I have been a fan of alt-country for a long time now and there are plenty familiar faces on display here: Guy Clark, David Allen Coe, Steve Young, Josh Hedley, Bobby Bare Jr., the husband and wife due Nikki Lane and Shovels & Rope, Shelly Colvin and Justin Townes Earl. All are captured performing in one capacity or another and one gets the feeling that not only are they all talented musicians but that they know each other, often performing together and traveling together. This sense of community amongst the road masters is more than evident, and just like in the original version filmed some 40 years ago, the true spirit of the music is what is important. Many of these musicians may be unknown to the general public, but that is only because America has not yet learned to be open to new talent and new voices. In that sense, not much has changed since Townes Van Zant played “Waiting Around to Die” in a kitchen in his Texas home in the original film.

"Heartworn Highways Revisited" pays homage to some of its original stars, such as Guy Clark, David Allen Coe and Steve Young and a few are re-visited in this new edition, but the focus is clearly on the new up and comers. The new musicians are clearly in awe of these past talents and their talents, but while paying respect to the past is definitely a given, the new sounds of the present are foremost in the director’s mind. The only thing that I didn’t like was that too many of the musicians perform and are not identified until the final credits are rolling. Please Mr. Price, let’s give these young performers their due and let them bask in their five minutes of fame before they too become yesterday’s heroes.

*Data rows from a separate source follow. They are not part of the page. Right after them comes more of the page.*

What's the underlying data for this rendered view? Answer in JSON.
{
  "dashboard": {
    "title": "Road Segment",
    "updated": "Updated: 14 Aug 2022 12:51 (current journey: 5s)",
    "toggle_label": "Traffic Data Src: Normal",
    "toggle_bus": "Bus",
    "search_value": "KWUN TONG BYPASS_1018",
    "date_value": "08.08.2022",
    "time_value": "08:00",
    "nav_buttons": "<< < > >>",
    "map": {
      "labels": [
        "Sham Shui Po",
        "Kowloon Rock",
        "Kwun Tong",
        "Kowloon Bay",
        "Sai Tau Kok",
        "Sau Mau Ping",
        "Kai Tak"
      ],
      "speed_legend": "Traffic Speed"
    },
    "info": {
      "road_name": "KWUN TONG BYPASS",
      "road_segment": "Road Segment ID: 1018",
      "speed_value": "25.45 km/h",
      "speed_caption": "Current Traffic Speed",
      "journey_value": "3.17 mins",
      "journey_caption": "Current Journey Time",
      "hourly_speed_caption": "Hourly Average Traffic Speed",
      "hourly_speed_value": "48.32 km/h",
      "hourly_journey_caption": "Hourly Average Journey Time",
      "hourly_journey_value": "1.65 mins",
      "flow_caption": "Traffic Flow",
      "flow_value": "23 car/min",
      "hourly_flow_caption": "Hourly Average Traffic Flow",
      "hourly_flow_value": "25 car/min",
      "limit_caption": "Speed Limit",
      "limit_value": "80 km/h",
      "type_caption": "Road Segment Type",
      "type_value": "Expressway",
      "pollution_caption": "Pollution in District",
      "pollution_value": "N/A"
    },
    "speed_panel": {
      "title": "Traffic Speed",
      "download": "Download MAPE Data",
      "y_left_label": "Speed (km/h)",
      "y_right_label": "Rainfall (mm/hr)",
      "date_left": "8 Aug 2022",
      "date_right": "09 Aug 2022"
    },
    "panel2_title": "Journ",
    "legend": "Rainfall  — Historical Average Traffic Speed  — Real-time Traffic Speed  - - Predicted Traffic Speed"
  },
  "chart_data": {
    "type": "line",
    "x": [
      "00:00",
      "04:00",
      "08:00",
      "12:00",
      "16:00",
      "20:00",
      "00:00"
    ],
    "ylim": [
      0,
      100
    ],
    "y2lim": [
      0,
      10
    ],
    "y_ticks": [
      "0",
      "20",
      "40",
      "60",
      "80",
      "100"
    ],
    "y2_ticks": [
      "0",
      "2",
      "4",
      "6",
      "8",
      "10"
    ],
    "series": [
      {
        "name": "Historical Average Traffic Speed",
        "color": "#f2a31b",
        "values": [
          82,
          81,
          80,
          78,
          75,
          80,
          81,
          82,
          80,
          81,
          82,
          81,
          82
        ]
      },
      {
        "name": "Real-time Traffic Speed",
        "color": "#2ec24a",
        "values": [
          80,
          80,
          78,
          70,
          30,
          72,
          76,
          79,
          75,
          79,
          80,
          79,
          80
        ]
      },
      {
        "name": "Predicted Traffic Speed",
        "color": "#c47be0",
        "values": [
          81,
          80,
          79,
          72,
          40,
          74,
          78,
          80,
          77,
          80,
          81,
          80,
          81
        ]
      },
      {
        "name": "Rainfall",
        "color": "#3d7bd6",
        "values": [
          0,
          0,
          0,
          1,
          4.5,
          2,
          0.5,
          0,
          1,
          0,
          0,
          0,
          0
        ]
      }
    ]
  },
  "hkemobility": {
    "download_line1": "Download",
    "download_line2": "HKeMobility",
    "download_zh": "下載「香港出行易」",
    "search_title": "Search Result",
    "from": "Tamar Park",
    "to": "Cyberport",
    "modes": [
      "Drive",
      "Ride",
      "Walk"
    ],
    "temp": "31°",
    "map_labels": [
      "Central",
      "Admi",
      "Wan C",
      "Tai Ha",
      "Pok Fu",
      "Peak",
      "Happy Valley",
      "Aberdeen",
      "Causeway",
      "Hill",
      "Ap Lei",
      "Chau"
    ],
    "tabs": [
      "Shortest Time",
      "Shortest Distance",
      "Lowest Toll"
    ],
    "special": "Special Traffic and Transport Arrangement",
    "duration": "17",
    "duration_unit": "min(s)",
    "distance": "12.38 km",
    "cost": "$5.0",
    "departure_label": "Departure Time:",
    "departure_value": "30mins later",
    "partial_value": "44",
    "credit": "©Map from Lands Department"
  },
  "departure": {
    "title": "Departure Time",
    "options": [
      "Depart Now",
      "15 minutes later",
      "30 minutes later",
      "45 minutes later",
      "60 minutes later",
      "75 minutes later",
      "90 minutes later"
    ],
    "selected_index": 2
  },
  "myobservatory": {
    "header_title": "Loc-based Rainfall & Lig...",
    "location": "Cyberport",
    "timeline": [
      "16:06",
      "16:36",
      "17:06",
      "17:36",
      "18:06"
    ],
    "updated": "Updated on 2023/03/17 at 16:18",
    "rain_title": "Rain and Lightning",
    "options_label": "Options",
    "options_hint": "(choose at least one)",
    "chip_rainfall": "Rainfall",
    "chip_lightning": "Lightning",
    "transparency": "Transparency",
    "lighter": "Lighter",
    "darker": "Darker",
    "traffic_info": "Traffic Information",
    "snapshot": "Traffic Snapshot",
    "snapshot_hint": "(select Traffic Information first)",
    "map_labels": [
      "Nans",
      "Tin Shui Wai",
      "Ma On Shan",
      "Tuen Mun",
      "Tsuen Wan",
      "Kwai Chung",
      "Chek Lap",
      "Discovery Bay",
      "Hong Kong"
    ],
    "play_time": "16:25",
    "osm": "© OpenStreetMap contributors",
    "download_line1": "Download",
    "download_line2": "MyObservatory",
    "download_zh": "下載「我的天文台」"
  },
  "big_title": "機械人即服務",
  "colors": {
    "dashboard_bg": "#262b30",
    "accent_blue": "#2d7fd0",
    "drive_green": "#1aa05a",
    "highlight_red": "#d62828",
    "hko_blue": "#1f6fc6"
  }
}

Presented in the film's original ratio of 1.85:1 mastered in HD 1080p 24/fps using AVC MPEG-4 compression, the cinematography by Wayne Price is fairly competent but filming in a variety of locales under present conditions without appropriate lighting, etc. gives the film a semi-guerrilla documentary feel.


Two audio options are included in English Dolby Digital 5.1 surround and English Dolby Digital 2.0 stereo, the audio is clearly captured and the dialogue scenes are uncluttered even when several people are speaking at once, however it is the music that ultimately does the talking. Optional subtitles are included in English only.


None, and for a so called "Special Edition" that's not good enough.


Packaged in a standard Blu-ray keep case.


The film showcases a wealth of talent here, many new and upcoming stars in today’s Alt-Country world while at the same time touches base with some of its original stars.